Hello Dear Friends,
I am sitting in front of my computer looking quite pitiful tonight.
Have you desperately loves someone before? I mean really gave up a part of you to love them?
Then they wound you, mortally. A searing pain rips through you, and you begin to see that maybe they aren’t who you thought they were, and then doubt creeps in.
Doubt is just that- a creep.
I think there could be no pain like being wounded by your best friend, your most trusted ally. The one you run too before a battle for encouragement and the one who lifts your head when the battle didn’t go so well. When that person, the one you adore hurts you, there is a loss of blood. There is a stain dripped down onto that bright white garment you wear. It’s color once bright fades to a dark, bitter maroon, and then a rusty brown. I wonder if that is something that happened before or after the cross. Was it always that color upon death of the cells, or did blood change forever to a rusty nail infested color after our Saviors hands were hung like a picture frame to a wooden cross.
I write because I feel the Lord when I do. You will see if you read more than this post that He somehow comes in, a midst my ramblings and hijacks whatever I was saying, and He encourages you. I am only human, so incredibly feeble and feeling. I am so glad He doesn’t operate upon his feelings for us.
When you have been hurt, there is only one who can bring peace, comfort, and restore what is lost, broken or dead; Jesus, Himself. He sends Holy Spirit to begin working in our heart to promote a softness among a wall of pain. He send in archers of love – like cupid- to begin ministering to the broken part of us, and He begins to heal. He doesn’t move quickly- this I know. He moves at His own speed, and who are we-literally to question it. But… my husband hates that word- we do question Him don’t we? We don’t understand and we weren’t meant too, the timing was off, the right people weren’t in place, the one who hurt you hadn’t acknowledged their part in the equation.
I have few things that I deeply enjoy. I am an introvert. I actually took a test that told me that and I didn’t believe it at first. I have lately begun to see the signs. My favorite activities are reading, sewing, singing, and staying home. I am a homebody, and because I go out to work everyday, when I get off, the only place I want to be is home. I want to be at the place my favorite people are. I enjoy them, they are why I work to begin with! I have begun sewing things that actually have the potential to be sold.

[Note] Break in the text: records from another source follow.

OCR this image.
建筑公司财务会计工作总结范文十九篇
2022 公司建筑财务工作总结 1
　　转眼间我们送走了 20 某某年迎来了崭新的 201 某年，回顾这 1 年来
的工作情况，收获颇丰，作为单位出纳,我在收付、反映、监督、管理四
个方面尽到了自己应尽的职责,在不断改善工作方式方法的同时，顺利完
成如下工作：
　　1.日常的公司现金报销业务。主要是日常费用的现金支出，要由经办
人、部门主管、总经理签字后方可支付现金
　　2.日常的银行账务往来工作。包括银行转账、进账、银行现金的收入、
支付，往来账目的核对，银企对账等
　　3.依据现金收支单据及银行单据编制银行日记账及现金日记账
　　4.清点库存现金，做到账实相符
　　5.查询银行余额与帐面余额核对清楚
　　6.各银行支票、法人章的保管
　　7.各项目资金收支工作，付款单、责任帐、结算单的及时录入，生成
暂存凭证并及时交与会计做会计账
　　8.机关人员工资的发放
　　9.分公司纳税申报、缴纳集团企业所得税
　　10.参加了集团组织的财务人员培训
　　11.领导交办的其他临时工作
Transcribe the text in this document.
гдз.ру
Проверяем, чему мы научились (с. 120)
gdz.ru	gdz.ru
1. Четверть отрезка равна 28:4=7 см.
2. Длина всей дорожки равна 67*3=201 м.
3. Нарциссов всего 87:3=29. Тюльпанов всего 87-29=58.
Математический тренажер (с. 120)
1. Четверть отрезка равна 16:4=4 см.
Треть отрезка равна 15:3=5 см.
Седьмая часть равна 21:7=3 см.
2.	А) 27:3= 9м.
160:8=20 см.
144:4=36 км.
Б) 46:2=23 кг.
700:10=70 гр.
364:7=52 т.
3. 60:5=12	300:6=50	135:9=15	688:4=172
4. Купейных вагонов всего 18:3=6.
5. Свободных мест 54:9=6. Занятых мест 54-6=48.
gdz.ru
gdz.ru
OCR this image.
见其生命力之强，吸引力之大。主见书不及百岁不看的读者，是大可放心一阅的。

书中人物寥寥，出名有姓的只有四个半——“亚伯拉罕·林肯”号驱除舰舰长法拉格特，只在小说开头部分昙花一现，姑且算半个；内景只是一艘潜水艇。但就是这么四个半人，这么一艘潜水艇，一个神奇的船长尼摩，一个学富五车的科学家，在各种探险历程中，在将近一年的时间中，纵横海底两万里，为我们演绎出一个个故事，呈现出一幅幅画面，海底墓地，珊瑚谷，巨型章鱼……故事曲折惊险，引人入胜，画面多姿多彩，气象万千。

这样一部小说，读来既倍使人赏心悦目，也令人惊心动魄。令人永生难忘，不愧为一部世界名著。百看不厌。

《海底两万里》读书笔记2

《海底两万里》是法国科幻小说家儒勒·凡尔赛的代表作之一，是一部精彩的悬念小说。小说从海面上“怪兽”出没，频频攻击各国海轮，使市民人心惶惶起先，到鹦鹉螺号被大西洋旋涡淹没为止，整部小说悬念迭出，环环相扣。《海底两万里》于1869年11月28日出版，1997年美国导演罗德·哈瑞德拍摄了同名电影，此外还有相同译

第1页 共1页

I was so excited when I sold my first bag. Right after that I was asked to make a memory quilt and I jumped at the opportunity to use something I love to bless someone else. I didn’t charge much because this was something that would become a legacy for someone else. Then the same person asked for multiple quilts- about 7. I sewed and sewed and I am still sewing and sewing to finish the last 3. I made a purse in camo because my darling brother said to me, “If you make one in camo, I guarantee I can sell it.” I did and he did. He also sold 5 more. I was so excited, I haven’t even made them yet and they are sold. Something I made, is a blessing to someone else. I shared this with someone very important in my life and was brushed off. They said, “You won’t make enough, it’s not worth it. It takes too much time. There are easier and faster ways to make money.”
Mortal Blow. Ow. This is my dream! To write and create out of the abundance of the Lord. To not put my family after the job, I don’t even want, but must have. I put it off, ignored that response and asked to speak about it later. The response I got was surreal. They were bitter at me. Really bitter, turned some other issues we have had around and blamed me for things, I truly didn’t understand. Some things that are illogical, and grossly unfair. I am hurting so deeply over this and I am writing this because I need your prayers. Would you pray for me? I love this person so very much and I believe this incident will stay with us for some time if the Lord doesn’t become involved. I have lived through so many things with this person, forgiven so many wrongs and I need your prayers to remind me that 70 x 7 was an instruction from one who was perfect and blameless yet bore sin in my place. Please pray that I will forgive quickly and completely. I do not desire caring around this weight, or being full of anger or strife.